Mrs Lake said she was satisfied that the legal definition of accident was an appropriate conclusion.
This came after the family's lawyer had made the case for neglect being a contributing factor for the death, which she dismissed.
But Mrs Lake said: "It was an unintended consequence of an unintended error."
She continued: "Having considered the evidence I do find at the time of transfer Mr Knight’s oxygen levels were stable, and immediately before the transfer.
“Mr Knight was oxygen-dependent, and by the time of his arrival on Necton ward, although I’m satisfied that he may have died at any time, not being connected to oxygen did cause or may have contributed to his death.
“Mr Knight had a long-standing history of idiopathic pulmonary fibrosis and was oxygen-dependent.
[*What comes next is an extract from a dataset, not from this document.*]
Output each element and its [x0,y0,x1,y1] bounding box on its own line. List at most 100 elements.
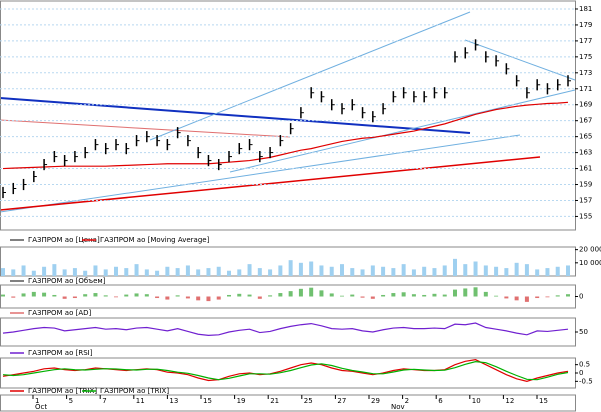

“He was admitted to hospital on 5 June 2018, and diagnosed with a chest infection on the 6 June 2018. Mr Knight was transferred from the medical assessment unit to Necton ward during which time he was not connected to the oxygen cylinder.
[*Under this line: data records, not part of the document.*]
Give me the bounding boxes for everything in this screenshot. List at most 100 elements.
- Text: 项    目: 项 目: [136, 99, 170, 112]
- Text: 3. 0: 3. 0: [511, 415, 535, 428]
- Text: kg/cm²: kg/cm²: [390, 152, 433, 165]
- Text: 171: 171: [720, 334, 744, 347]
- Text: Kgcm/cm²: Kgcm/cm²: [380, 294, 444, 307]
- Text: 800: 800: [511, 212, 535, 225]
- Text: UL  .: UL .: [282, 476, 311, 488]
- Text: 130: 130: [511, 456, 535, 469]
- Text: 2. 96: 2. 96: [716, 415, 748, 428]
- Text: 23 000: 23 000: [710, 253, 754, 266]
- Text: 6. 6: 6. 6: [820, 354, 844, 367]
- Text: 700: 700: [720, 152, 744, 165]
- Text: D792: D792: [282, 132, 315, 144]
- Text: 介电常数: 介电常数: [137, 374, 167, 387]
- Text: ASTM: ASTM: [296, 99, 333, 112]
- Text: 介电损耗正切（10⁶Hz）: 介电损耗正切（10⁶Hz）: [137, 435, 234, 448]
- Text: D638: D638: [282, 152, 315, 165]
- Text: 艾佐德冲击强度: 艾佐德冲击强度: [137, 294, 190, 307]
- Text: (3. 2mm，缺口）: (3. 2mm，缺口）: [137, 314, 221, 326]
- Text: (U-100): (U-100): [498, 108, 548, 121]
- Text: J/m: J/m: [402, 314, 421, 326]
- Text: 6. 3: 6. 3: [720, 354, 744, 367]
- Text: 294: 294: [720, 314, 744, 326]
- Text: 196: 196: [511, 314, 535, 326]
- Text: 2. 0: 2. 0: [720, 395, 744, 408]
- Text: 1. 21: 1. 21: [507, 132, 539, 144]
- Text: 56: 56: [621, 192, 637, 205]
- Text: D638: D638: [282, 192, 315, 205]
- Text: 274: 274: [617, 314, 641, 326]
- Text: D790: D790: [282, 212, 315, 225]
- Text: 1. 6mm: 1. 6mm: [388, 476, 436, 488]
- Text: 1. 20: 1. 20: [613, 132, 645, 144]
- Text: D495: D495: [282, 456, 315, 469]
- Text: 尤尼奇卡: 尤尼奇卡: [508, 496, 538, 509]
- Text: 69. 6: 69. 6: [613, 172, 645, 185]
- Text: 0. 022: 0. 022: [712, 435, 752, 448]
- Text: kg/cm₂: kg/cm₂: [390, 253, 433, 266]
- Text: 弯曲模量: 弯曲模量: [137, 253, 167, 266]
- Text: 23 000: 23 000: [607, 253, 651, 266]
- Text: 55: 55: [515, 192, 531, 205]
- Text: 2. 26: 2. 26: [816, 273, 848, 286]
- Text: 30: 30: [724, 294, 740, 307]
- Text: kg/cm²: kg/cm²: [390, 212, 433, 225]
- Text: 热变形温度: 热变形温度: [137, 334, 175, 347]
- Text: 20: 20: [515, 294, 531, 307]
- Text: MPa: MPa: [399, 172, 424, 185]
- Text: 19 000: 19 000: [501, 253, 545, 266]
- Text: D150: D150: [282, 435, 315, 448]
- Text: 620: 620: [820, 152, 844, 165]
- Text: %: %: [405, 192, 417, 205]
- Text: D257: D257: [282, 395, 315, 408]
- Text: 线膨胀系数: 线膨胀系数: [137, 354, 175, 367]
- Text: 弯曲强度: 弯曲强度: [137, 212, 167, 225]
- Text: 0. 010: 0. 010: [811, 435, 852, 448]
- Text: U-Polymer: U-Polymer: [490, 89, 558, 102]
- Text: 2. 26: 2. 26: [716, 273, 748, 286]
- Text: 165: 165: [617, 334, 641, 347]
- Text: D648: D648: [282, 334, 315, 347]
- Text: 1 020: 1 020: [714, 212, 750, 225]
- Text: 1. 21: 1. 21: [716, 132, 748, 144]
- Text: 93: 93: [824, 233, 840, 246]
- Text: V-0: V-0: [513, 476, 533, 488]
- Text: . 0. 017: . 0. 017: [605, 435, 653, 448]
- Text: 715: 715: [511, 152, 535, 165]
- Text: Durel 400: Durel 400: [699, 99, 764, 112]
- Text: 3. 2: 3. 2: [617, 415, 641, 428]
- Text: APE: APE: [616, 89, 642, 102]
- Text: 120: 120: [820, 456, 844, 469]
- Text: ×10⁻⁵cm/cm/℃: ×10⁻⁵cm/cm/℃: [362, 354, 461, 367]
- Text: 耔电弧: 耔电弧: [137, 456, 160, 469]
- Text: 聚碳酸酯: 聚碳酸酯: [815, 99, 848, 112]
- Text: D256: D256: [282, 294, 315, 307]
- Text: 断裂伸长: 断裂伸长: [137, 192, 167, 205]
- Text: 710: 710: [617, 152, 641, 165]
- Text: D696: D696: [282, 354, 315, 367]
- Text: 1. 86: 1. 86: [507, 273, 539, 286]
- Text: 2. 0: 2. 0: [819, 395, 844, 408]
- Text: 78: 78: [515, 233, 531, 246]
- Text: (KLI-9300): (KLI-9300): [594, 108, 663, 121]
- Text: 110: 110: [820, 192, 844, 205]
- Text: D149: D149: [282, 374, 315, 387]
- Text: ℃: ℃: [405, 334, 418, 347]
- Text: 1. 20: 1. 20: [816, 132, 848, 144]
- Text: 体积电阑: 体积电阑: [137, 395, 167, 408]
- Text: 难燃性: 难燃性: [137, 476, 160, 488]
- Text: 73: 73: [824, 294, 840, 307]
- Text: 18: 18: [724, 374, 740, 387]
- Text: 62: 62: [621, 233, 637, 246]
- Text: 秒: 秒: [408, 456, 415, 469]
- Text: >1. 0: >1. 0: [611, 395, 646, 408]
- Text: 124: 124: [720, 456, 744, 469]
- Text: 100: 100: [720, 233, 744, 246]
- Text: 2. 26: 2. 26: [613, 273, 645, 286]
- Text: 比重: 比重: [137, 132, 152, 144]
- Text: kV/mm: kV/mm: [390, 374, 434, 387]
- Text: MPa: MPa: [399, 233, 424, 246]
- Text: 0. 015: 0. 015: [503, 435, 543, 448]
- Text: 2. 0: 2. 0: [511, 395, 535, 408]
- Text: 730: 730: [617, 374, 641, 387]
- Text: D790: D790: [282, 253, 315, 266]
“On arrival at the ward he was seen to be hypoxic. He was given oxygen and died later that evening.
“On that basis, it is not a natural cause of death.”
Mrs Lake reiterated Mr Knight had been diagnosed with lung disease in 2014, which had been reclassified as asbestosis in 2016.
"Mr Knight's condition was managed at home and in previous 10 months he was on oxygen 24 hours a day, but he was still able to maintain his day to day life, and was otherwise independent, with assistance from Mrs Knight and her daughter."
Following the verdict, a statement on behalf of the family, said: "We are very pleased that the coroner highlighted that the lack of oxygen was a significant cause of Peter’s untimely death and pleased that the coroner has asked the trust to report back in March 2019 to confirm progress has been made.
"As a family we are concerned to ensure that no other family has to go through what we have.
“We now hope to move on and remember all the good times we had with Peter.”
A statement from the Queen Elizabeth Hospital issued after the inquest by chief nurse Emma Hardwick said: "I would like to extend my condolences to the family and again apologise for this tragic incident.
"When a patient dies unexpectedly in our care an investigation is undertaken and improvements implemented.
"We have reviewed our procedures and have put in place improved training for staff in the use of the oxygen equipment. We now also hold regular reviews of these processes.
"We will also be taking on board the comments made by the coroner today.”